Before the project begins, both business and technical stakeholders must align on a common vision for why the software is being built.
- What core problem is this software expected to solve?
- What business outcomes are we aiming for? (time savings, revenue growth, error reduction, compliance, etc.)
- Which KPIs will be used to measure success?
- Is this project a mandatory requirement, a strategic investment or a “nice to have”?
2. Understand Your Users and Stakeholders
Starting with a generic requirement list without talking to real users is a recipe for misaligned features and low adoption. Different user groups often have very different needs and expectations.
A structured stakeholder and user analysis lays the foundation for both requirements and UX design.

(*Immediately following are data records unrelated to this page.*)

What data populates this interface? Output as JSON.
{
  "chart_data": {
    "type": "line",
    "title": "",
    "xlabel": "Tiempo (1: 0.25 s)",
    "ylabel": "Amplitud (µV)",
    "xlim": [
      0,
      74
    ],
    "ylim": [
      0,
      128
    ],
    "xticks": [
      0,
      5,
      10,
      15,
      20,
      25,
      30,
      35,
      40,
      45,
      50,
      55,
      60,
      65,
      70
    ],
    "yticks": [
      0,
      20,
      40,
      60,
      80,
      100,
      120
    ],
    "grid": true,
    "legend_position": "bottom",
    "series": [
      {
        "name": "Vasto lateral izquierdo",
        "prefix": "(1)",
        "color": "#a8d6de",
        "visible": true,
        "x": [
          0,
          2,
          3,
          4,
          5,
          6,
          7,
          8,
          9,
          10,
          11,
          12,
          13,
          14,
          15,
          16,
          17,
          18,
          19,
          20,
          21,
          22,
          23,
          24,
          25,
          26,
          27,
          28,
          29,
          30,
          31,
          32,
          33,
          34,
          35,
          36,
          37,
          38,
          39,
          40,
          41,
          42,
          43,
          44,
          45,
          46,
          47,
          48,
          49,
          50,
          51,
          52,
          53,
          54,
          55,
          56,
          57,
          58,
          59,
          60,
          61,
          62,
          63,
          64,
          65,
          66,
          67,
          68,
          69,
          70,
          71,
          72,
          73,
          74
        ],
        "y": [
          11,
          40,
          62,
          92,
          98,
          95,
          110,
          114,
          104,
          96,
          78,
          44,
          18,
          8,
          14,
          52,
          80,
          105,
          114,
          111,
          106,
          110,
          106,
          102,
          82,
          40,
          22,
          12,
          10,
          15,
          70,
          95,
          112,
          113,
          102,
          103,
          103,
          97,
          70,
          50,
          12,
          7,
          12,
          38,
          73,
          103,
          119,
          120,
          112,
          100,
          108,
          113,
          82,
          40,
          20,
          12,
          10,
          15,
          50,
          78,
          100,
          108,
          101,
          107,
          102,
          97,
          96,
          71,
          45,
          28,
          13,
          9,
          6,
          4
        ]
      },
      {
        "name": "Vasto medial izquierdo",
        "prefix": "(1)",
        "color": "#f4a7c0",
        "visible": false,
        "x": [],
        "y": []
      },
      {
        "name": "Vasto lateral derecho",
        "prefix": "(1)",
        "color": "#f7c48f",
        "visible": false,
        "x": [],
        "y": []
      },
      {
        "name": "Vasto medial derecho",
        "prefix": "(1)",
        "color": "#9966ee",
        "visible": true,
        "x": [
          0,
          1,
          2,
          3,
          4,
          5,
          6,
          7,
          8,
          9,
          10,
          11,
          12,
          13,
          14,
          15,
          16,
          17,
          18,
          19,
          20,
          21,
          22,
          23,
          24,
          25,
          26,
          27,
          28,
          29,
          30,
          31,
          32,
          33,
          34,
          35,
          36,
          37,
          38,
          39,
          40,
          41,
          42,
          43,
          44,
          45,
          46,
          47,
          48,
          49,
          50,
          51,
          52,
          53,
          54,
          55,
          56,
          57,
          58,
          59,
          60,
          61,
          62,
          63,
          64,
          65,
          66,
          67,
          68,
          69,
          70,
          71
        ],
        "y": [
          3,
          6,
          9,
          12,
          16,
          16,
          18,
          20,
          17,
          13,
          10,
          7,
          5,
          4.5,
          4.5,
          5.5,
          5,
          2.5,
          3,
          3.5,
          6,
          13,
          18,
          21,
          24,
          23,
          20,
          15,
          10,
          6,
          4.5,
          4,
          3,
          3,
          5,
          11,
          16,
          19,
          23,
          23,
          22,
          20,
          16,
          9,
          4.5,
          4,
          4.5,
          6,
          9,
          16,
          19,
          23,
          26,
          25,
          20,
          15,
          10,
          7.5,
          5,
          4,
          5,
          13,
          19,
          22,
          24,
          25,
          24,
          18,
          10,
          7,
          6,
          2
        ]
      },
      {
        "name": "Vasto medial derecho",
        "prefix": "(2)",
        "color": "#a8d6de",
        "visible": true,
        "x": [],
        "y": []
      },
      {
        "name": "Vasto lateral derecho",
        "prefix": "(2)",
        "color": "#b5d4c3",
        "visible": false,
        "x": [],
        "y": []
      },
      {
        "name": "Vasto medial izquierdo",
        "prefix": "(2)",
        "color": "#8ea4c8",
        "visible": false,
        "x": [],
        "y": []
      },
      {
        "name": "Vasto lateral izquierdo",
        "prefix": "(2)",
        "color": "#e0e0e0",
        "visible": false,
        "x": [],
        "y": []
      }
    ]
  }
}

- Who are the primary user groups (employees, managers, customers, partners)?
- What does a typical day look like for each user type?
- Where do users struggle the most with current tools or processes?

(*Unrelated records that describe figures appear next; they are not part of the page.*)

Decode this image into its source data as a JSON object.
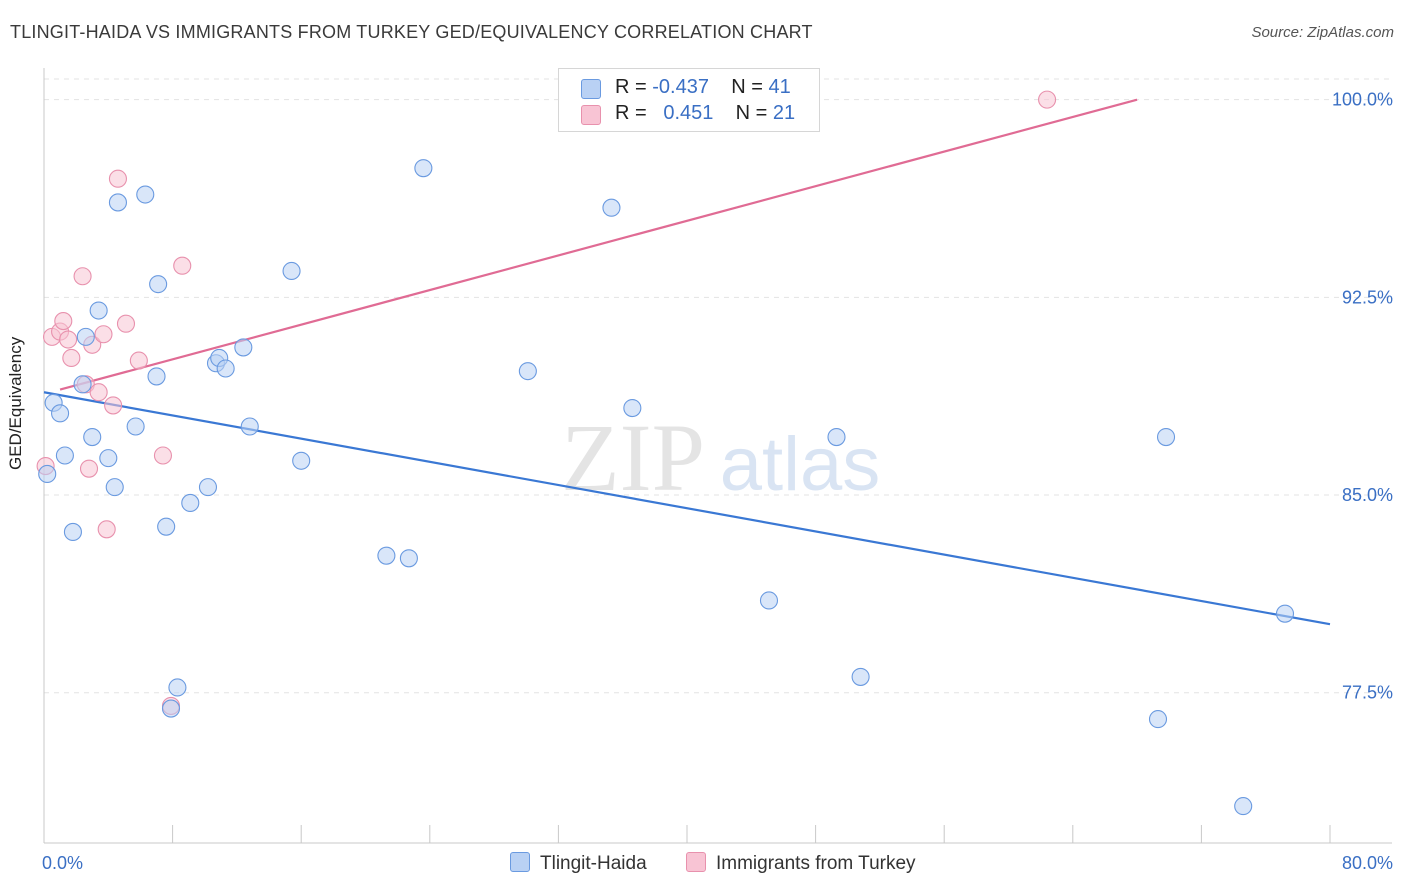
{
  "title": "TLINGIT-HAIDA VS IMMIGRANTS FROM TURKEY GED/EQUIVALENCY CORRELATION CHART",
  "source": "Source: ZipAtlas.com",
  "watermark": {
    "zip": "ZIP",
    "atlas": "atlas"
  },
  "legend": {
    "rows": [
      {
        "r_label": "R =",
        "r_value": "-0.437",
        "n_label": "N =",
        "n_value": "41"
      },
      {
        "r_label": "R =",
        "r_value": "0.451",
        "n_label": "N =",
        "n_value": "21"
      }
    ]
  },
  "chart_data": {
    "type": "scatter",
    "ylabel": "GED/Equivalency",
    "xlim": [
      0,
      80
    ],
    "ylim": [
      71.8,
      101.2
    ],
    "x_tick_labels": [
      "0.0%",
      "80.0%"
    ],
    "y_ticks": [
      77.5,
      85.0,
      92.5,
      100.0
    ],
    "y_tick_labels": [
      "77.5%",
      "85.0%",
      "92.5%",
      "100.0%"
    ],
    "grid": true,
    "legend_position": "top-center",
    "colors": {
      "blue": "#3a78d4",
      "blue_fill": "#b9d1f4",
      "pink": "#e06b94",
      "pink_fill": "#f8c4d4",
      "tick_label": "#3a6fc4"
    },
    "series": [
      {
        "name": "Tlingit-Haida",
        "color": "#3a78d4",
        "trend": [
          [
            0,
            88.9
          ],
          [
            80,
            80.1
          ]
        ],
        "points": [
          [
            0.2,
            85.8
          ],
          [
            0.6,
            88.5
          ],
          [
            1.0,
            88.1
          ],
          [
            1.3,
            86.5
          ],
          [
            1.8,
            83.6
          ],
          [
            2.4,
            89.2
          ],
          [
            2.6,
            91.0
          ],
          [
            3.0,
            87.2
          ],
          [
            3.4,
            92.0
          ],
          [
            4.0,
            86.4
          ],
          [
            4.4,
            85.3
          ],
          [
            4.6,
            96.1
          ],
          [
            5.7,
            87.6
          ],
          [
            6.3,
            96.4
          ],
          [
            7.0,
            89.5
          ],
          [
            7.1,
            93.0
          ],
          [
            7.6,
            83.8
          ],
          [
            7.9,
            76.9
          ],
          [
            8.3,
            77.7
          ],
          [
            9.1,
            84.7
          ],
          [
            10.2,
            85.3
          ],
          [
            10.7,
            90.0
          ],
          [
            10.9,
            90.2
          ],
          [
            11.3,
            89.8
          ],
          [
            12.4,
            90.6
          ],
          [
            12.8,
            87.6
          ],
          [
            15.4,
            93.5
          ],
          [
            16.0,
            86.3
          ],
          [
            21.3,
            82.7
          ],
          [
            22.7,
            82.6
          ],
          [
            23.6,
            97.4
          ],
          [
            30.1,
            89.7
          ],
          [
            35.3,
            95.9
          ],
          [
            36.6,
            88.3
          ],
          [
            45.1,
            81.0
          ],
          [
            49.3,
            87.2
          ],
          [
            50.8,
            78.1
          ],
          [
            69.3,
            76.5
          ],
          [
            69.8,
            87.2
          ],
          [
            74.6,
            73.2
          ],
          [
            77.2,
            80.5
          ]
        ]
      },
      {
        "name": "Immigrants from Turkey",
        "color": "#e06b94",
        "trend": [
          [
            1.0,
            89.0
          ],
          [
            68.0,
            100.0
          ]
        ],
        "points": [
          [
            0.1,
            86.1
          ],
          [
            0.5,
            91.0
          ],
          [
            1.0,
            91.2
          ],
          [
            1.2,
            91.6
          ],
          [
            1.5,
            90.9
          ],
          [
            1.7,
            90.2
          ],
          [
            2.4,
            93.3
          ],
          [
            2.6,
            89.2
          ],
          [
            2.8,
            86.0
          ],
          [
            3.0,
            90.7
          ],
          [
            3.4,
            88.9
          ],
          [
            3.7,
            91.1
          ],
          [
            3.9,
            83.7
          ],
          [
            4.3,
            88.4
          ],
          [
            4.6,
            97.0
          ],
          [
            5.1,
            91.5
          ],
          [
            5.9,
            90.1
          ],
          [
            7.4,
            86.5
          ],
          [
            7.9,
            77.0
          ],
          [
            8.6,
            93.7
          ],
          [
            62.4,
            100.0
          ]
        ]
      }
    ]
  }
}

- Who are the decision-makers and sponsors, and what do they expect?
- Which features are truly critical, and which are optional for later phases?

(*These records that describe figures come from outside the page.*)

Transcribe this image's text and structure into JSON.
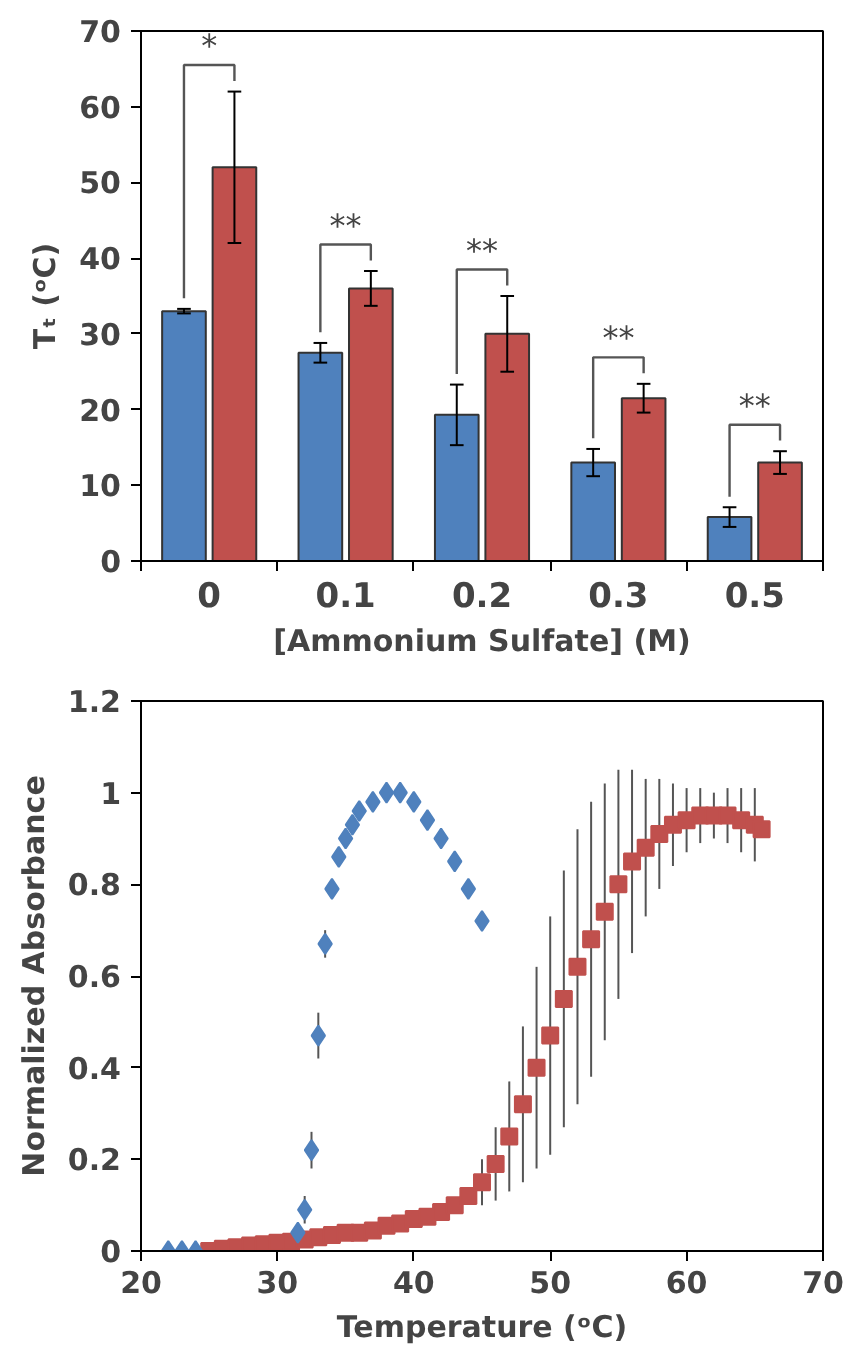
{
  "chart_data": [
    {
      "type": "bar",
      "xlabel": "[Ammonium Sulfate] (M)",
      "ylabel": "Tₜ (ᵒC)",
      "categories": [
        "0",
        "0.1",
        "0.2",
        "0.3",
        "0.5"
      ],
      "series": [
        {
          "color": "#4f81bd",
          "values": [
            33,
            27.5,
            19.3,
            13,
            5.8
          ],
          "errors": [
            0.3,
            1.3,
            4,
            1.8,
            1.3
          ]
        },
        {
          "color": "#c0504d",
          "values": [
            52,
            36,
            30,
            21.5,
            13
          ],
          "errors": [
            10,
            2.3,
            5,
            1.9,
            1.5
          ]
        }
      ],
      "ylim": [
        0,
        70
      ],
      "yticks": [
        0,
        10,
        20,
        30,
        40,
        50,
        60,
        70
      ],
      "annotations": [
        "*",
        "**",
        "**",
        "**",
        "**"
      ]
    },
    {
      "type": "scatter",
      "xlabel": "Temperature (ᵒC)",
      "ylabel": "Normalized Absorbance",
      "xlim": [
        20,
        70
      ],
      "xticks": [
        20,
        30,
        40,
        50,
        60,
        70
      ],
      "ylim": [
        0,
        1.2
      ],
      "yticks": [
        0,
        0.2,
        0.4,
        0.6,
        0.8,
        1,
        1.2
      ],
      "series": [
        {
          "color": "#4f81bd",
          "marker": "diamond",
          "x": [
            22,
            23,
            24,
            31.5,
            32,
            32.5,
            33,
            33.5,
            34,
            34.5,
            35,
            35.5,
            36,
            37,
            38,
            39,
            40,
            41,
            42,
            43,
            44,
            45
          ],
          "values": [
            0,
            0,
            0,
            0.04,
            0.09,
            0.22,
            0.47,
            0.67,
            0.79,
            0.86,
            0.9,
            0.93,
            0.96,
            0.98,
            1.0,
            1.0,
            0.98,
            0.94,
            0.9,
            0.85,
            0.79,
            0.72
          ],
          "errors": [
            null,
            null,
            null,
            null,
            0.03,
            0.04,
            0.05,
            0.03,
            null,
            null,
            null,
            null,
            null,
            null,
            null,
            null,
            null,
            null,
            null,
            null,
            null,
            null
          ]
        },
        {
          "color": "#c0504d",
          "marker": "square",
          "x": [
            25,
            26,
            27,
            28,
            29,
            30,
            31,
            32,
            33,
            34,
            35,
            36,
            37,
            38,
            39,
            40,
            41,
            42,
            43,
            44,
            45,
            46,
            47,
            48,
            49,
            50,
            51,
            52,
            53,
            54,
            55,
            56,
            57,
            58,
            59,
            60,
            61,
            62,
            63,
            64,
            65,
            65.5
          ],
          "values": [
            0,
            0.005,
            0.008,
            0.012,
            0.015,
            0.018,
            0.02,
            0.025,
            0.03,
            0.035,
            0.04,
            0.04,
            0.045,
            0.055,
            0.06,
            0.07,
            0.075,
            0.085,
            0.1,
            0.12,
            0.15,
            0.19,
            0.25,
            0.32,
            0.4,
            0.47,
            0.55,
            0.62,
            0.68,
            0.74,
            0.8,
            0.85,
            0.88,
            0.91,
            0.93,
            0.94,
            0.95,
            0.95,
            0.95,
            0.94,
            0.93,
            0.92
          ],
          "errors": [
            null,
            null,
            null,
            null,
            null,
            null,
            null,
            null,
            null,
            null,
            null,
            null,
            null,
            null,
            null,
            null,
            null,
            null,
            null,
            null,
            0.05,
            0.08,
            0.12,
            0.17,
            0.22,
            0.26,
            0.28,
            0.3,
            0.3,
            0.28,
            0.25,
            0.2,
            0.15,
            0.12,
            0.09,
            0.07,
            0.06,
            0.05,
            0.06,
            0.07,
            0.08,
            null
          ]
        }
      ]
    }
  ]
}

3. Document Requirements and Scope Clearly
If requirements stay only in meeting notes and verbal agreements, misunderstandings are inevitable. Clear, written documentation helps ensure that everyone is working from the same page.
Precise scope definition protects the project from uncontrolled expansion and helps keep budget and timelines under control.
- Document functional requirements in terms of user actions and outcomes
- Capture non-functional requirements such as performance, security and availability
- Draft basic screen flows or user journey sketches
- Explicitly list items that are out of scope for the initial release
- Define how requirement changes will be evaluated, approved and tracked
4. Map Processes and Workflows
Software is essentially a digital representation of business processes. If those processes are not understood, the resulting system will be confusing and fragmented.
Before starting development, invest time in mapping both the current (“as-is”) and desired future (“to-be”) workflows.
- Visualize end-to-end processes using flowcharts or BPMN diagrams
- Identify approval steps, exception paths and escalation points
- Highlight touchpoints with external systems (ERP, CRM, HR, finance, etc.)
- Assign clear ownership for each process or workflow segment
- Validate process maps with domain experts and end users
5. Decide on Technology, Architecture and Integrations Early
Leaving key technology and architecture decisions for later often leads to rework, performance issues and integration headaches.
While not every detail needs to be finalized, the high-level technical direction should be agreed upon before development kicks off.
- Select the main technologies for backend, frontend and mobile (if applicable)
- Choose between monolithic, modular or microservices-based architectures
- Plan database design, scaling strategy and backup/restore procedures
- Identify required third-party services and integration patterns (APIs, message queues, ETL, etc.)
- Outline security, identity and logging approaches at a high level
6. Build a Realistic Budget, Timeline and Resource Plan
Overly optimistic estimates are one of the most common causes of frustration in software projects. Underestimating complexity creates pressure on the team and erodes trust with stakeholders.
A realistic plan requires collaboration between the business side and the technical team, with open discussions about trade-offs.
- Estimate effort separately for analysis, design, development, testing and go-live activities
- Define the roles and responsibilities required in the project team
- Include external costs for licenses, infrastructure, consulting or security audits
- Allocate a reasonable contingency for unknowns and change requests
- Plan delivery in phases (MVP first, followed by incremental releases)
7. Plan Testing, Security and Go-Live Strategy Upfront
Testing, security and go-live planning are often treated as end-of-project tasks—but decisions in these areas should influence design and implementation from day one.
Agreeing early on how the solution will be tested, secured and deployed significantly reduces risk at launch time.
- Define the scope for functional, integration, performance and user acceptance testing (UAT)
- Prepare test environments and realistic test data
- Plan security reviews and, if needed, penetration tests or vulnerability scans
- Design a go-live strategy (big bang vs. phased rollout, pilot groups, fallback plan)
- Clarify post-go-live support responsibilities and escalation paths
A software project is far more likely to succeed when it starts with clear goals, aligned stakeholders, well-understood processes and a realistic plan. This 7-step pre-launch checklist helps you identify blind spots early, reduce avoidable risks and create a foundation for a system that delivers real, long-term value. In an era where software underpins almost every business process, preparation has become just as important as implementation.